I seem to remember some philosophers who believe in LFW posit that it only comes into play with major life decisions; you may not consciously decide to raise a forkful to your mouth, but you might deliberate on whether to take a job on another continent. I don't remember which philosopher(s) suggest(s) this or what the theor(ies) are called. Does anyone know?
1 Answer
It might be Robert Kane, the "self-forming actions" guy. The SEP article on incompatibilist theories of free will mentions that:
Kane (e.g., at 2007b: 174–75) makes a similar appeal to the build-up of responsibility stemming from slight responsibility for one’s earliest free choices. ... Kane holds that a free decision or other free action is one for which the agent is “ultimately responsible” (1996b: 35).
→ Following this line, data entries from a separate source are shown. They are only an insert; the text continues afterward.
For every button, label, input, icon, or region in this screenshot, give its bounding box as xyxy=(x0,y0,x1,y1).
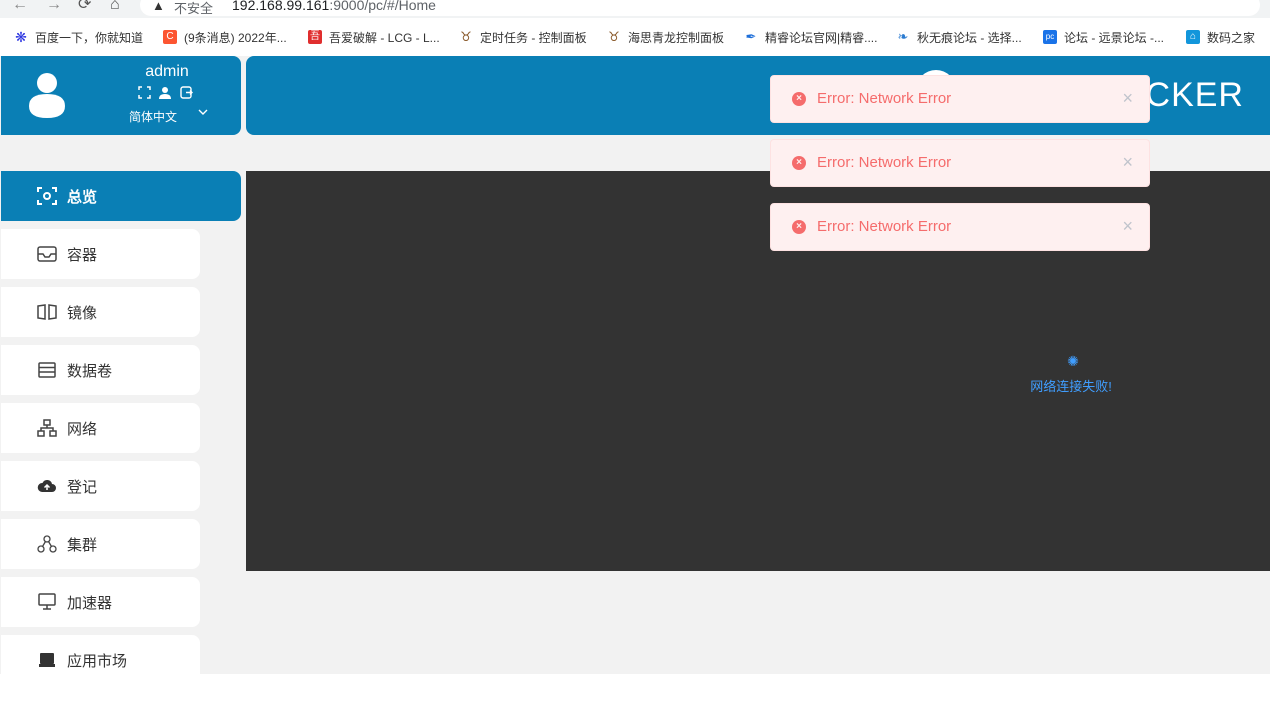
sidebar-item-app-market[interactable]: 应用市场 xyxy=(1,635,200,674)
bookmark-pcbeta[interactable]: pc 论坛 - 远景论坛 -... xyxy=(1043,28,1164,46)
bull-icon: ♉ xyxy=(608,29,620,44)
address-bar[interactable]: ▲ 不安全 192.168.99.161:9000/pc/#/Home xyxy=(140,0,1260,16)
error-toast: × Error: Network Error × xyxy=(770,203,1150,251)
loading-spinner-icon: ✺ xyxy=(1067,353,1079,369)
page-bottom-area xyxy=(0,674,1270,704)
bull-icon: ♉ xyxy=(460,29,472,44)
username: admin xyxy=(145,63,189,80)
pc-icon: pc xyxy=(1043,30,1057,44)
toast-message: Error: Network Error xyxy=(817,154,952,171)
sidebar-item-volumes[interactable]: 数据卷 xyxy=(1,345,200,395)
book-open-icon xyxy=(37,302,57,322)
sidebar-item-label: 容器 xyxy=(67,246,98,264)
sidebar-item-cluster[interactable]: 集群 xyxy=(1,519,200,569)
error-toast: × Error: Network Error × xyxy=(770,75,1150,123)
bookmark-jingrui[interactable]: ✒ 精睿论坛官网|精睿.... xyxy=(744,28,878,46)
list-icon xyxy=(37,360,57,380)
bookmark-mydigit[interactable]: ⌂ 数码之家 xyxy=(1186,28,1255,46)
monitor-icon xyxy=(37,592,57,612)
error-circle-icon: × xyxy=(792,156,806,170)
fullscreen-icon[interactable] xyxy=(137,85,151,99)
sidebar-item-images[interactable]: 镜像 xyxy=(1,287,200,337)
browser-toolbar: ← → ⟳ ⌂ ▲ 不安全 192.168.99.161:9000/pc/#/H… xyxy=(0,0,1270,18)
sidebar-item-accelerator[interactable]: 加速器 xyxy=(1,577,200,627)
toast-message: Error: Network Error xyxy=(817,90,952,107)
logout-icon[interactable] xyxy=(179,85,193,99)
sidebar-item-overview[interactable]: 总览 xyxy=(1,171,241,221)
sidebar-item-label: 总览 xyxy=(67,188,98,206)
avatar xyxy=(29,73,65,118)
52pojie-icon: 吾 xyxy=(308,30,322,44)
paw-icon: ❋ xyxy=(15,29,27,45)
chevron-down-icon[interactable] xyxy=(197,106,209,121)
sidebar-item-label: 应用市场 xyxy=(67,652,128,670)
leaf-icon: ❧ xyxy=(897,29,909,44)
cloud-upload-icon xyxy=(37,476,57,496)
close-icon[interactable]: × xyxy=(1122,152,1133,172)
bookmark-qinglong[interactable]: ♉ 海思青龙控制面板 xyxy=(607,28,724,46)
home-icon[interactable]: ⌂ xyxy=(110,0,120,14)
network-icon xyxy=(37,418,57,438)
loading-text: 网络连接失败! xyxy=(1030,379,1112,394)
warning-icon[interactable]: ▲ xyxy=(152,0,165,13)
store-icon xyxy=(37,650,57,670)
reload-icon[interactable]: ⟳ xyxy=(78,0,91,14)
user-tools xyxy=(137,85,193,99)
sidebar-item-label: 集群 xyxy=(67,536,98,554)
sidebar-item-label: 数据卷 xyxy=(67,362,113,380)
language-select[interactable]: 简体中文 xyxy=(129,108,177,125)
toast-message: Error: Network Error xyxy=(817,218,952,235)
back-arrow-icon[interactable]: ← xyxy=(12,0,28,14)
sidebar-item-label: 镜像 xyxy=(67,304,98,322)
security-label[interactable]: 不安全 xyxy=(174,0,213,17)
forward-arrow-icon[interactable]: → xyxy=(46,0,62,14)
error-toast: × Error: Network Error × xyxy=(770,139,1150,187)
user-settings-icon[interactable] xyxy=(158,85,172,99)
url-text[interactable]: 192.168.99.161:9000/pc/#/Home xyxy=(232,0,436,13)
close-icon[interactable]: × xyxy=(1122,216,1133,236)
house-icon: ⌂ xyxy=(1186,30,1200,44)
bookmark-baidu[interactable]: ❋ 百度一下，你就知道 xyxy=(14,28,143,46)
bookmarks-bar: ❋ 百度一下，你就知道 C (9条消息) 2022年... 吾吾爱破解 - LCG … xyxy=(0,18,1270,57)
eye-scan-icon xyxy=(37,186,57,206)
error-circle-icon: × xyxy=(792,220,806,234)
bookmark-csdn[interactable]: C (9条消息) 2022年... xyxy=(163,28,287,46)
sidebar-item-registry[interactable]: 登记 xyxy=(1,461,200,511)
sidebar-item-label: 网络 xyxy=(67,420,98,438)
sidebar-item-label: 加速器 xyxy=(67,594,113,612)
sidebar-item-label: 登记 xyxy=(67,478,98,496)
close-icon[interactable]: × xyxy=(1122,88,1133,108)
bookmark-qiuwuhen[interactable]: ❧ 秋无痕论坛 - 选择... xyxy=(896,28,1022,46)
sidebar-item-network[interactable]: 网络 xyxy=(1,403,200,453)
inbox-icon xyxy=(37,244,57,264)
error-circle-icon: × xyxy=(792,92,806,106)
sidebar-item-containers[interactable]: 容器 xyxy=(1,229,200,279)
cluster-icon xyxy=(37,534,57,554)
bookmark-52pojie[interactable]: 吾吾爱破解 - LCG - L... xyxy=(308,28,440,46)
feather-icon: ✒ xyxy=(745,29,757,44)
csdn-icon: C xyxy=(163,30,177,44)
bookmark-cron[interactable]: ♉ 定时任务 - 控制面板 xyxy=(459,28,587,46)
app-root: admin 简体中文 OCKER 总览 容器 镜像 数据卷 网络 登记 集群 加… xyxy=(0,56,1270,674)
user-card: admin 简体中文 xyxy=(1,56,241,135)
Ultimate responsibility for an action requires either that the action not be causally determined or, if the action is causally determined, that any determining cause of it either be or result (at least in part) from some action by that agent that was not causally determined (and for which the agent was ultimately responsible). Thus, on Kane’s view, an agent can be ultimately responsible for a decision that is causally determined by her possessing certain character traits. But somewhere among the events that contributed (however indirectly) to her having those traits, and thus to her decision, there must have been some free actions by her that were not causally determined. Kane calls such “regress-stopping” actions “self-forming actions” (74). All self-forming actions, he argues, are acts of will; they are mental actions. He thus calls them “self-forming willings” (125), or SFWs.